Once in a while he would take one of us with him, but never both of us at the same time. Was this one of his quiet wisdoms, to know how desperate we were to be alone with one of our grown-ups, how precious it felt to spend a day just with him? I don't know. He never would have assessed it that way out loud, and I suppose it's possible it was easier to just have one of us: no fighting, less responsibility, more quiet.
For these fishing days were quiet. They were not about our having special conversations, or conversation at all. We rarely spoke. When I went I would bring either a sketchbook and charcoals or, more usually, a regular book, and I would sit with my legs dangling over the edge of the dock and read while he fished. He did talk, now that I think about it, to the other fishermen. He would ask about technique, or lures or their boats: he loved boats, you could see it in the way he looked at them, hear it in the way he spoke about them. And he loved these fishermen, too, men who maybe reminded him of the men he'd known as a boy, when he'd probably hung out on the docks for hours at a time, day in and day out, throughout the year.
I found a picture some years back of him fishing in Sweden, as a young teenager, before he came here. He is with a cousin, I think, and a dog. He also loved dogs, who loved him back, melted in his presence, proving the whole sixth sense thing with a single gaze of adoration. There are no fish in this picture, or evidence of any having been caught. Maybe there were never any fish.

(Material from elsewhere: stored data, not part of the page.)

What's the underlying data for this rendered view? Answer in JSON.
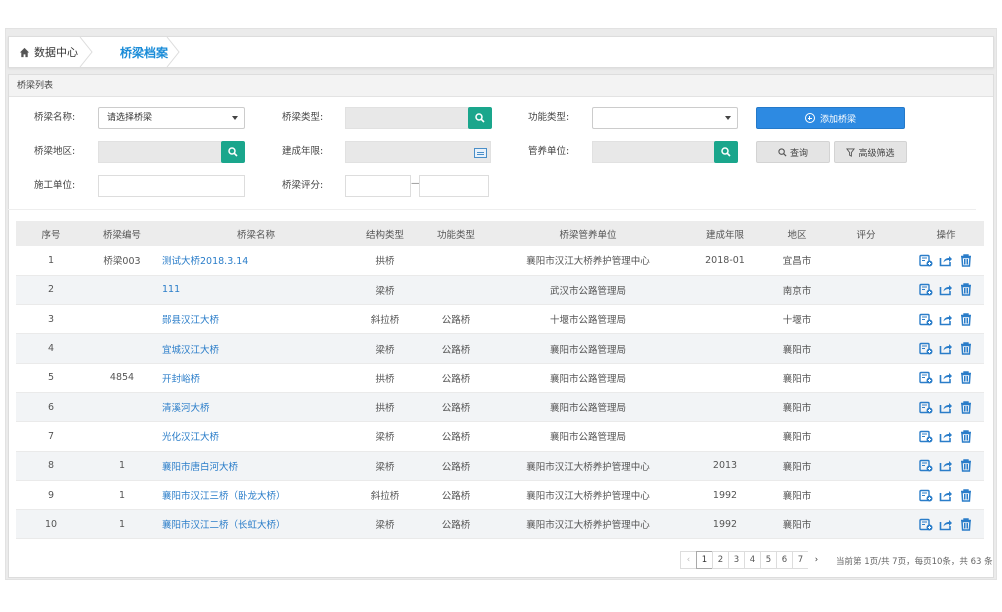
{
  "breadcrumb": {
    "home": "数据中心",
    "current": "桥梁档案"
  },
  "panel": {
    "title": "桥梁列表"
  },
  "filters": {
    "bridge_name_label": "桥梁名称:",
    "bridge_name_select": "请选择桥梁",
    "bridge_type_label": "桥梁类型:",
    "function_type_label": "功能类型:",
    "region_label": "桥梁地区:",
    "build_year_label": "建成年限:",
    "maint_unit_label": "管养单位:",
    "constr_unit_label": "施工单位:",
    "rating_label": "桥梁评分:",
    "rating_dash": "—"
  },
  "buttons": {
    "add": "添加桥梁",
    "query": "查询",
    "advanced": "高级筛选"
  },
  "table": {
    "headers": [
      "序号",
      "桥梁编号",
      "桥梁名称",
      "结构类型",
      "功能类型",
      "桥梁管养单位",
      "建成年限",
      "地区",
      "评分",
      "操作"
    ],
    "rows": [
      [
        "1",
        "桥梁003",
        "测试大桥2018.3.14",
        "拱桥",
        "",
        "襄阳市汉江大桥养护管理中心",
        "2018-01",
        "宜昌市",
        ""
      ],
      [
        "2",
        "",
        "111",
        "梁桥",
        "",
        "武汉市公路管理局",
        "",
        "南京市",
        ""
      ],
      [
        "3",
        "",
        "郧县汉江大桥",
        "斜拉桥",
        "公路桥",
        "十堰市公路管理局",
        "",
        "十堰市",
        ""
      ],
      [
        "4",
        "",
        "宜城汉江大桥",
        "梁桥",
        "公路桥",
        "襄阳市公路管理局",
        "",
        "襄阳市",
        ""
      ],
      [
        "5",
        "4854",
        "开封峪桥",
        "拱桥",
        "公路桥",
        "襄阳市公路管理局",
        "",
        "襄阳市",
        ""
      ],
      [
        "6",
        "",
        "清溪河大桥",
        "拱桥",
        "公路桥",
        "襄阳市公路管理局",
        "",
        "襄阳市",
        ""
      ],
      [
        "7",
        "",
        "光化汉江大桥",
        "梁桥",
        "公路桥",
        "襄阳市公路管理局",
        "",
        "襄阳市",
        ""
      ],
      [
        "8",
        "1",
        "襄阳市唐白河大桥",
        "梁桥",
        "公路桥",
        "襄阳市汉江大桥养护管理中心",
        "2013",
        "襄阳市",
        ""
      ],
      [
        "9",
        "1",
        "襄阳市汉江三桥（卧龙大桥）",
        "斜拉桥",
        "公路桥",
        "襄阳市汉江大桥养护管理中心",
        "1992",
        "襄阳市",
        ""
      ],
      [
        "10",
        "1",
        "襄阳市汉江二桥（长虹大桥）",
        "梁桥",
        "公路桥",
        "襄阳市汉江大桥养护管理中心",
        "1992",
        "襄阳市",
        ""
      ]
    ]
  },
  "pager": {
    "prev": "‹",
    "pages": [
      "1",
      "2",
      "3",
      "4",
      "5",
      "6",
      "7"
    ],
    "next": "›",
    "info": "当前第 1页/共 7页，每页10条，共 63 条"
  },
  "icons": {
    "edit": "edit-doc-icon",
    "share": "export-icon",
    "delete": "trash-icon",
    "search": "search-icon",
    "home": "home-icon"
  },
  "colors": {
    "primary": "#2d8ae2",
    "search_btn": "#1aa68c",
    "link": "#2a7dc9",
    "breadcrumb_active": "#1a8cd8"
  }
}
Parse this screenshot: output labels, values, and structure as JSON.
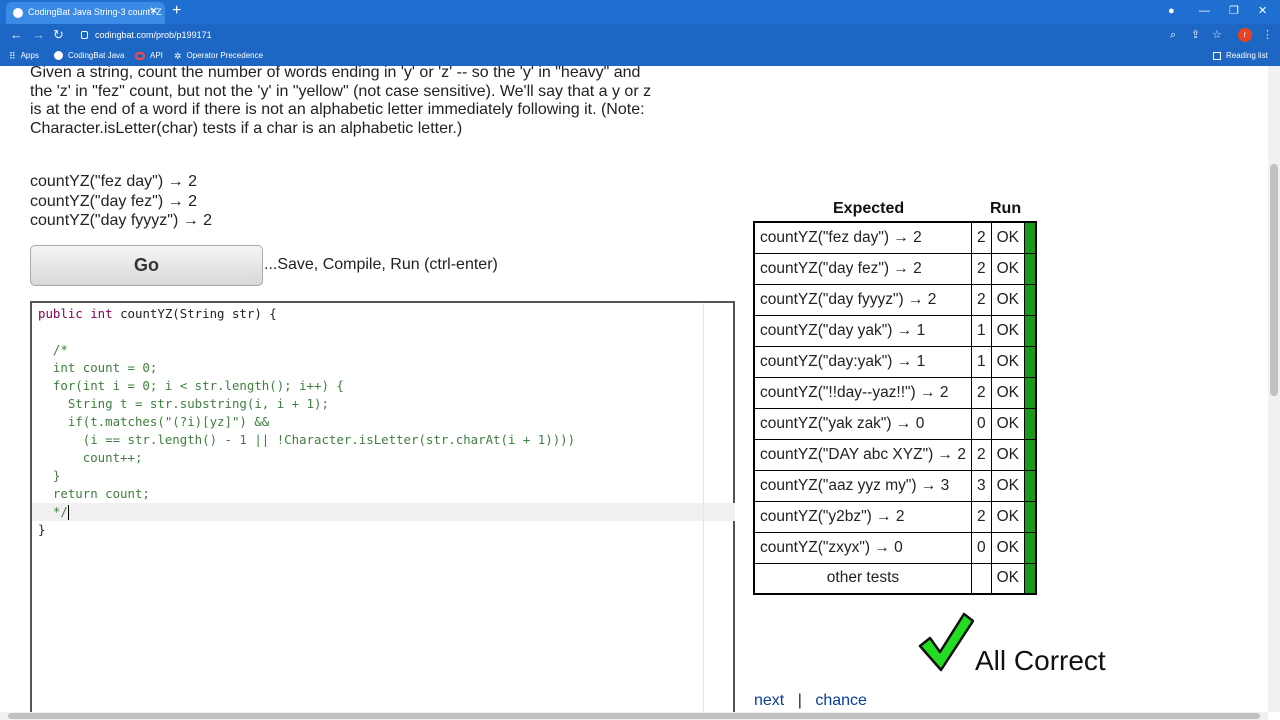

I did not understand this as a child. The idea of doing something simply for the sake of doing it is still sometimes difficult for me to fully comprehend, accept, embrace. But it interests me--no, seems essential to me--that when I think of my grandfather now, and I think of him often, and I look at this picture of him standing on the dock every single day, he is almost always standing by the ocean, looking out. I remember the mist wetting the bottom half of my legs, and the seaweed encrusted nets piled on the decks of the boats, and licking chocolate off my fingers from the ice cream sandwich he bought me and tasting salt, and the blue sky, and his blue, blue eyes, and his shock of white fine hair and the fishing rod. I remember him fishing. And finally, I realize that it was never about catching fish.